Он ушел в себя так глубоко, что не заметил, как Марья Михайловна подошла к зеркалу, поправила накидку.
– Извините, я должна идти…
Чуть прищуренными глазами она посмотрела куда-то вдаль, и в этот момент Федор со свойственной ему зоркостью взгляда ясно увидел, что она просто любит Винникова. Любит беспредельно, беззаветно, хотя и многое – конечно, не все, однако же очень многое – о нем знает. И это было еще непонятнее…
В марте Ризенкампф неожиданно уехал из Петербурга, и встречи с Марией Михайловной сами собой прекратились.
Он снова стал чаще уходить из дома и даже возобновил некоторые старые связи. В том числе и с милым товарищем по училищу Костей Трутовским. Как-то раз он возвращался домой от Трутовского. Путь его лежал через Неву – Трутовский жил на Васильевском острове. Разговор с ним почему-то сразу выветрился из сознания, и Федор думал о своем. Да, неудачи преследуют его по пятам – и «Жид Янкель» не получился, и с романом не ладится, и денег опять нет… Доколе же это будет продолжаться?
Зима еще властвовала; выдался на редкость холодный для этого времени года день. И все-таки, подойдя к Неве, он на секунду остановился и бросил пронзительный взгляд вдоль реки, в дымную, морозно-мутную даль.
Будто вспухшая от замерзшего снега, Нева поблескивала мириадами искр мглистого инея, со всех кровель набережной поднимались и неслись вверх столбы дыма, на миг создавая очертания каких-то новых, неведомых зданий: новый город складывался в воздухе и тут же исчезал, уступая место другим столь же причудливым очертаниям. Мороз все усиливался, где-то очень далеко догорала пурпурная полоса зари. Вдруг какая-то новая странная мысль возникла в его сознании, всплыло на поверхность и получило твердые контуры что-то еще только зарождавшееся в нем, словно прозрел он в эту минуту во что-то новой, в совершенно иной мир, незнакомый и прежде лишь угадываемый по темным слухам… И вот уже какие-то удивительные, казалось, никогда не виданные фигуры закопошились перед его мысленным взором – оборванные, сгорбленные, немощные, – и сердце его, словно ключом вскипевшей крови, облилось горячим сочувствием ко всему мелкому и несчастному петербургскому люду – тем, кто не только постоянно нуждался в куске хлеба и не знал, будет ли иметь его завтра, но и вполне сознавал полнейшую безвыходность и обреченность своего нищенского существования… И замерещилось ему какое-то бедное чиновничье сердце, ютящееся в каком-то страшном, полутемном углу, но честное и чистое, а вместе с ним какая-то девочка, оскорбленная и грустная… Ба, да уж не Варенька ли это? Ну конечно же она, Варенька; так вот и выход: наивный, мечтательный чиновник, самоотверженный и сострадательный… Конечно, бедность, но высокая, благородная бедность, великое сердце маленького, приниженного, забитого человека…

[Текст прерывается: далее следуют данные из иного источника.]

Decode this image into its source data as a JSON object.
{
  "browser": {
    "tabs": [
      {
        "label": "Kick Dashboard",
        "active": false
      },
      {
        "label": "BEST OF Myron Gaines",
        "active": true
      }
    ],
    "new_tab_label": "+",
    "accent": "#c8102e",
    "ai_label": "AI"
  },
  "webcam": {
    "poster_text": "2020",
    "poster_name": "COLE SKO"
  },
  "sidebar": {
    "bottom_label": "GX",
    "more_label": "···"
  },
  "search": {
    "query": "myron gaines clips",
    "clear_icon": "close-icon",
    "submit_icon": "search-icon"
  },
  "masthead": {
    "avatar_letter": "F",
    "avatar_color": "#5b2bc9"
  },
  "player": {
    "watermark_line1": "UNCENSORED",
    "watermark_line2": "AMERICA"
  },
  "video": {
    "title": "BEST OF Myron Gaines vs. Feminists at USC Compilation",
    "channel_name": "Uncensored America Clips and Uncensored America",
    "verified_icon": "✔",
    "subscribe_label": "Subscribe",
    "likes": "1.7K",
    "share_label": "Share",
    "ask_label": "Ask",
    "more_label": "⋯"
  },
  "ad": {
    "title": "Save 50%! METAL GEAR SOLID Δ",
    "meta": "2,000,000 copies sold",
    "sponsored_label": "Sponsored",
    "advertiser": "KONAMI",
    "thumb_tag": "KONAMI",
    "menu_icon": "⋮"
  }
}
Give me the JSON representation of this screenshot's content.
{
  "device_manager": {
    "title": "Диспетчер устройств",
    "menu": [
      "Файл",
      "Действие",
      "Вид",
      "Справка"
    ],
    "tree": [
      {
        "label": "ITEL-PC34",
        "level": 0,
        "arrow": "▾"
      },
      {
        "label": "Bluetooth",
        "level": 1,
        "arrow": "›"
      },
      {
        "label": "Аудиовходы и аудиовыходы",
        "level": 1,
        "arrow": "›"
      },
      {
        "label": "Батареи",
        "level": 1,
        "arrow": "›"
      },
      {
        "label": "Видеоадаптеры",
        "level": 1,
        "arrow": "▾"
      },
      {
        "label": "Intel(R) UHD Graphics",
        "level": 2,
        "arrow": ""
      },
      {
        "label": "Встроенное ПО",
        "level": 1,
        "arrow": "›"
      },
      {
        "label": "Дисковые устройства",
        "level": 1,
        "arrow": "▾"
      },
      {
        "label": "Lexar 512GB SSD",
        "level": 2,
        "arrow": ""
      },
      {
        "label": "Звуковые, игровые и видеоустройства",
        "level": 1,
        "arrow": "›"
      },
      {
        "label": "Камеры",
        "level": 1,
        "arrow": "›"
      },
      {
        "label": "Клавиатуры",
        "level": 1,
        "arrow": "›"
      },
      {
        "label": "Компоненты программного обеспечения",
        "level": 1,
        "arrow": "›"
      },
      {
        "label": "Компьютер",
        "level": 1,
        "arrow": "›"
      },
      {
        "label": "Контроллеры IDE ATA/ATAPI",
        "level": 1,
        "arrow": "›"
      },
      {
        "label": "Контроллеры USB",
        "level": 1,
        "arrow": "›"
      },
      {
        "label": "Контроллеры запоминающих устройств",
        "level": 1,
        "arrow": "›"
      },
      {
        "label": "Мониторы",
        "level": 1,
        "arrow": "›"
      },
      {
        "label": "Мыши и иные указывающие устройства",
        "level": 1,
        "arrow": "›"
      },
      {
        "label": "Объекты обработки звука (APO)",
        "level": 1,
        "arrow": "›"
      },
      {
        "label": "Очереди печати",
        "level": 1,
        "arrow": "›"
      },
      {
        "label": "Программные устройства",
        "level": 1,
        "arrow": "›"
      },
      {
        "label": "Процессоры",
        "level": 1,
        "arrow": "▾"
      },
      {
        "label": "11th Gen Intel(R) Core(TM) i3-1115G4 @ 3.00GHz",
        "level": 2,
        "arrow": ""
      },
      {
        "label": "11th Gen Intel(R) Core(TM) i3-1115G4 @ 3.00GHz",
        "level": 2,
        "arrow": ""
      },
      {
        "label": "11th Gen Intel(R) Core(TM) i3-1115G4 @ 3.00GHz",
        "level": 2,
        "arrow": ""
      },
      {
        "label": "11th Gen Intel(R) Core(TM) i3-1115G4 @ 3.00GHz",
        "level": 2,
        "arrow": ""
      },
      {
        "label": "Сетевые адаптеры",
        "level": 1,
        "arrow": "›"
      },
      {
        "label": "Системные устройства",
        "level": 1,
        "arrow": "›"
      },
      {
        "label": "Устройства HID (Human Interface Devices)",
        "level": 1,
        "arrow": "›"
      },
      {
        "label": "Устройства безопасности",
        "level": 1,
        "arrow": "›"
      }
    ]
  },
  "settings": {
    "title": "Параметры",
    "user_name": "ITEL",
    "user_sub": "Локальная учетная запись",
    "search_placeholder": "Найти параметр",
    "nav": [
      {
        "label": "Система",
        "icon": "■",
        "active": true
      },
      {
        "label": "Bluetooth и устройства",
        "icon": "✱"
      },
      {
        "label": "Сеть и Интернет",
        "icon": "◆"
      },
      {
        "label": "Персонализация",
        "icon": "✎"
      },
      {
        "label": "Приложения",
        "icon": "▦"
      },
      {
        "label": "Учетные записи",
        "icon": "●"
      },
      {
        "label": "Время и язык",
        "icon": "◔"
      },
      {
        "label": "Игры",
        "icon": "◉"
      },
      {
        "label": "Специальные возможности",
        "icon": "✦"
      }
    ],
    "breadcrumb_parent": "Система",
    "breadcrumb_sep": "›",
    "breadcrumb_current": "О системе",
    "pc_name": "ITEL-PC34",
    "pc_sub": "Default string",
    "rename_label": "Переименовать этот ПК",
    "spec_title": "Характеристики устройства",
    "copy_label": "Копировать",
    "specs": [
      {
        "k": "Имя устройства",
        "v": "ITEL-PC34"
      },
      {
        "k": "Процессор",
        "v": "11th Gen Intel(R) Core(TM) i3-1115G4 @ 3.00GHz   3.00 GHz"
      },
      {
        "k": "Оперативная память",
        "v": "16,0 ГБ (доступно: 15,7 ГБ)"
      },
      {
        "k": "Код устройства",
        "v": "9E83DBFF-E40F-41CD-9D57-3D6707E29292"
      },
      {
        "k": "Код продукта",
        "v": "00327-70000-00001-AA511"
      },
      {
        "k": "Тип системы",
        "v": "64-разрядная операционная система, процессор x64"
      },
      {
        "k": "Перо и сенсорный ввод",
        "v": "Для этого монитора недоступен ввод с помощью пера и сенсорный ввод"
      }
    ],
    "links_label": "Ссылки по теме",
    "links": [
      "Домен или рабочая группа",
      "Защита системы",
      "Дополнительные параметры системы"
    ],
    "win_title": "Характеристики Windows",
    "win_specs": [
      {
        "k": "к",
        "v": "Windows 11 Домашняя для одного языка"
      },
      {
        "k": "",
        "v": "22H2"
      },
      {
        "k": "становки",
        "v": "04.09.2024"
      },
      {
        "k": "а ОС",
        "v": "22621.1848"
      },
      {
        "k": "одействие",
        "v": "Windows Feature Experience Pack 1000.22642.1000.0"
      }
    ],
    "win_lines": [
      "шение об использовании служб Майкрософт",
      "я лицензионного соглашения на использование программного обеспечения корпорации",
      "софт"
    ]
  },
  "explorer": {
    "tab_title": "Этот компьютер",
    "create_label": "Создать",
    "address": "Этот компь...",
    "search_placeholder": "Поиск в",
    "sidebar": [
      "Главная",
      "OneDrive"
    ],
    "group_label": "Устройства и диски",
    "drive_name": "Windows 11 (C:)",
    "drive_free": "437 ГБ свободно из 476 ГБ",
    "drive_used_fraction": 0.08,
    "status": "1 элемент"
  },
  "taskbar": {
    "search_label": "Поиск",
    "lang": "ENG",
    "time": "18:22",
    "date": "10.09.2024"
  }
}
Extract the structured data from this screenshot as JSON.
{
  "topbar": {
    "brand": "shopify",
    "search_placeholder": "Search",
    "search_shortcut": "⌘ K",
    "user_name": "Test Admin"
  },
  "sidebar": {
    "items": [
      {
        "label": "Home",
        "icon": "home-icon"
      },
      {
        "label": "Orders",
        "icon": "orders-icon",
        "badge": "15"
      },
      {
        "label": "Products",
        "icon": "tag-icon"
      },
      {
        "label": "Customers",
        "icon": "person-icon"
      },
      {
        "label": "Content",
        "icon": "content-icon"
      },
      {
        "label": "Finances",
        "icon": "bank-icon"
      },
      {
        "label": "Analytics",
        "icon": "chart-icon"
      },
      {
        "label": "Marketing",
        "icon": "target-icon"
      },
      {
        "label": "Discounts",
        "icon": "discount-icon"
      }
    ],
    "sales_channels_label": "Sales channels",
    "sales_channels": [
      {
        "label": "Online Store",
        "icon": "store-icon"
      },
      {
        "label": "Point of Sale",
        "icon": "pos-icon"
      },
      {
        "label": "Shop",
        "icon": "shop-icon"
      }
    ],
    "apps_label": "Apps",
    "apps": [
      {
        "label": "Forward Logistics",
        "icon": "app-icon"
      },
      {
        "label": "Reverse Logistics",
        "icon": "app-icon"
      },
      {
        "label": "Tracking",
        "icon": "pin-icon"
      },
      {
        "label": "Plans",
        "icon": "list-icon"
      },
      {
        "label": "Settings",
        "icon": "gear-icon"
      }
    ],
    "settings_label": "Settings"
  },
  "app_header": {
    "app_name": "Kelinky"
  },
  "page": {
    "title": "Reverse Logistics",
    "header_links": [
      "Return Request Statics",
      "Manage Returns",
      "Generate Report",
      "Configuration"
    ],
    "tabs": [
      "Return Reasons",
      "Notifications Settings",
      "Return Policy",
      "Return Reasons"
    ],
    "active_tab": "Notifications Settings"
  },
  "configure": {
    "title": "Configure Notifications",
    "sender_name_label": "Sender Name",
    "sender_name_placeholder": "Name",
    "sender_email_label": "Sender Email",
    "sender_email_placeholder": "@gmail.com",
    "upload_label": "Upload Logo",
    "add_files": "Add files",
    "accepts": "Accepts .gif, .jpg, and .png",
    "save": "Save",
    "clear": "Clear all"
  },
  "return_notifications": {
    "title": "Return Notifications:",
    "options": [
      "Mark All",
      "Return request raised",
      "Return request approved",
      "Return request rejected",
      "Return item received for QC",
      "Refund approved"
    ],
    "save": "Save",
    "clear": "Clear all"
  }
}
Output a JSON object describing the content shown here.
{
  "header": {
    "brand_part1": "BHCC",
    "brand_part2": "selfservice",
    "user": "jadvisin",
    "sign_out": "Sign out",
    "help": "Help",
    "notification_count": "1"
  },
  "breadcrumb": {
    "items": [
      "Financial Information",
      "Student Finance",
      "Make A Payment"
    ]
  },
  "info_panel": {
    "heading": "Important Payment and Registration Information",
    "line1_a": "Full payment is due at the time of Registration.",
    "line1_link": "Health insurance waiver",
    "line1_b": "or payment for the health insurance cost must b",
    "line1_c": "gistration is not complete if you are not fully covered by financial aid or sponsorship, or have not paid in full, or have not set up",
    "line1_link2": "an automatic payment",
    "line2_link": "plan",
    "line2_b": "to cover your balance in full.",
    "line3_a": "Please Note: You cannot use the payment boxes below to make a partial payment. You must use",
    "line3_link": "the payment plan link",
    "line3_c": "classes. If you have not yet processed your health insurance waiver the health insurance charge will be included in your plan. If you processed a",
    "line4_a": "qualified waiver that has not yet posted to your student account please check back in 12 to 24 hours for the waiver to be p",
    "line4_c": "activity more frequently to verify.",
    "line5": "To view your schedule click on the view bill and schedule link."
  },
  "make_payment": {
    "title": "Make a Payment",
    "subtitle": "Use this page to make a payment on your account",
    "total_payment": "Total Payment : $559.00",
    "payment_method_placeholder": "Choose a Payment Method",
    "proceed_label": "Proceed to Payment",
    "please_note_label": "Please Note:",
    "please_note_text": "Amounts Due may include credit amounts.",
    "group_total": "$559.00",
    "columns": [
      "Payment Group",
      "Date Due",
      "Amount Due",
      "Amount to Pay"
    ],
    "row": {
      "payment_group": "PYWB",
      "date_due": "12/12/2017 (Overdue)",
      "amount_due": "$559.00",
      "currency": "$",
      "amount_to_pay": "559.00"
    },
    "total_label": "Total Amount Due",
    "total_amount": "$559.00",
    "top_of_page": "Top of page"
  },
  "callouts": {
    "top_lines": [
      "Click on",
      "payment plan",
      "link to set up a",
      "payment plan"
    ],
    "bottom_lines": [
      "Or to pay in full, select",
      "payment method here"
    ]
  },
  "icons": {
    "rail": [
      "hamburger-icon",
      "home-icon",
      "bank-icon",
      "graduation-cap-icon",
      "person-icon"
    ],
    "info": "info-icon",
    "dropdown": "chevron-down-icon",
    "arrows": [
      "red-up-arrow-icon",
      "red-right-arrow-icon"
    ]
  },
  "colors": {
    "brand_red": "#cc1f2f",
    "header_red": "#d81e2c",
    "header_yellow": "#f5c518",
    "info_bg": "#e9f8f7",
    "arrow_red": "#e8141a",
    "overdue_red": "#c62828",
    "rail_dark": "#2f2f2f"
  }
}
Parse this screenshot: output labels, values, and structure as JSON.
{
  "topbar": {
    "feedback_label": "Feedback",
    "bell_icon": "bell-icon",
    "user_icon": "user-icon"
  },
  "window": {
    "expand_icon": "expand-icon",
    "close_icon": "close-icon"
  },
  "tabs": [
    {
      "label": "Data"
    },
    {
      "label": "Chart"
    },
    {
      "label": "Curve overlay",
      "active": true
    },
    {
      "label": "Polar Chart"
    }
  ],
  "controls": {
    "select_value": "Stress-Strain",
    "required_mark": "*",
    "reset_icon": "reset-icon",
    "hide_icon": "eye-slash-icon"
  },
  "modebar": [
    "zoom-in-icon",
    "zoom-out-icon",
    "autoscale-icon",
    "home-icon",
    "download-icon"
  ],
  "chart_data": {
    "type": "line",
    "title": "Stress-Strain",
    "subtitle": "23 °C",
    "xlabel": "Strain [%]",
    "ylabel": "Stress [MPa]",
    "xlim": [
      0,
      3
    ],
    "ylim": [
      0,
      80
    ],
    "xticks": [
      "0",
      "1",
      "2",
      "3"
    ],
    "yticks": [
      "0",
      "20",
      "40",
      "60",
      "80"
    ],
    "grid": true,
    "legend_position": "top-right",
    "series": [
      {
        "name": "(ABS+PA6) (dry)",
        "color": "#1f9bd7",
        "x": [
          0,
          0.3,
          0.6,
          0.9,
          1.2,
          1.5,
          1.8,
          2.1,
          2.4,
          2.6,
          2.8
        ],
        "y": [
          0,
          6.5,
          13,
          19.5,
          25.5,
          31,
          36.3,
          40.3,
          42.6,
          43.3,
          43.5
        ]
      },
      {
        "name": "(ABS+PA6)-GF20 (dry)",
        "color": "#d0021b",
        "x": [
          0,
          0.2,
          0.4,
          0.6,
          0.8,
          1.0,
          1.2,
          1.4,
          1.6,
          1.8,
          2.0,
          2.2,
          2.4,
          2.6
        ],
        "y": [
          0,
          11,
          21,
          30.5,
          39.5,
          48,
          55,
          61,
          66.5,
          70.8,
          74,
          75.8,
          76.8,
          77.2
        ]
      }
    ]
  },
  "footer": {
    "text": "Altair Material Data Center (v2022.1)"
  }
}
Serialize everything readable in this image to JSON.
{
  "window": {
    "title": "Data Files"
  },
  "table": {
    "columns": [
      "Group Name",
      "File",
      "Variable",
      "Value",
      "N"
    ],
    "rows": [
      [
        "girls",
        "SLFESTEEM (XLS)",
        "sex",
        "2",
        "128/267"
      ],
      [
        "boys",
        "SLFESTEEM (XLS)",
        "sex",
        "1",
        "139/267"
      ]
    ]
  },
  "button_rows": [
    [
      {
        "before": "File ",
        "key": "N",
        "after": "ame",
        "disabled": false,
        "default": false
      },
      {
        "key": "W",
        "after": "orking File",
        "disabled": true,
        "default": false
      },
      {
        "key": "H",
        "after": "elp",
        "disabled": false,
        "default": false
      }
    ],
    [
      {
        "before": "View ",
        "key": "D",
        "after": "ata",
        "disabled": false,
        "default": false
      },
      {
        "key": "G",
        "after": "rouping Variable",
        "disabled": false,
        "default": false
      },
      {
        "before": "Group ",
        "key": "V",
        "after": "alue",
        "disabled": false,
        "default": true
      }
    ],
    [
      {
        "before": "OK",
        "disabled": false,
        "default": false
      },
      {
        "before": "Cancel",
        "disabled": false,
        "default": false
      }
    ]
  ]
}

Возвратившись домой, он вытащил оставленную было рукопись и с ходу написал страниц десять. Писалось легко и радостно: бедный чиновник удивительно пришелся к миру Вареньки, – казалось, оба сердца были так и созданы друг для друга.
Федор стал работать днем и ночью, и все ближе и ближе становился ему бедный чиновник Девушкин, все больше и больше выдвигался он на положение центрального героя романа.
Часто он думал о том, как отнесся бы к его работе Белинский. Одобрил, обязательно одобрил бы! Разве не его глубокая вера в человека, не его систематическое и целеустремленное влияние определили замысел этого романа? Разве не его горячее сочувствие бедным, страдающим людям вызвало к жизни и Вареньку, и Девушкина?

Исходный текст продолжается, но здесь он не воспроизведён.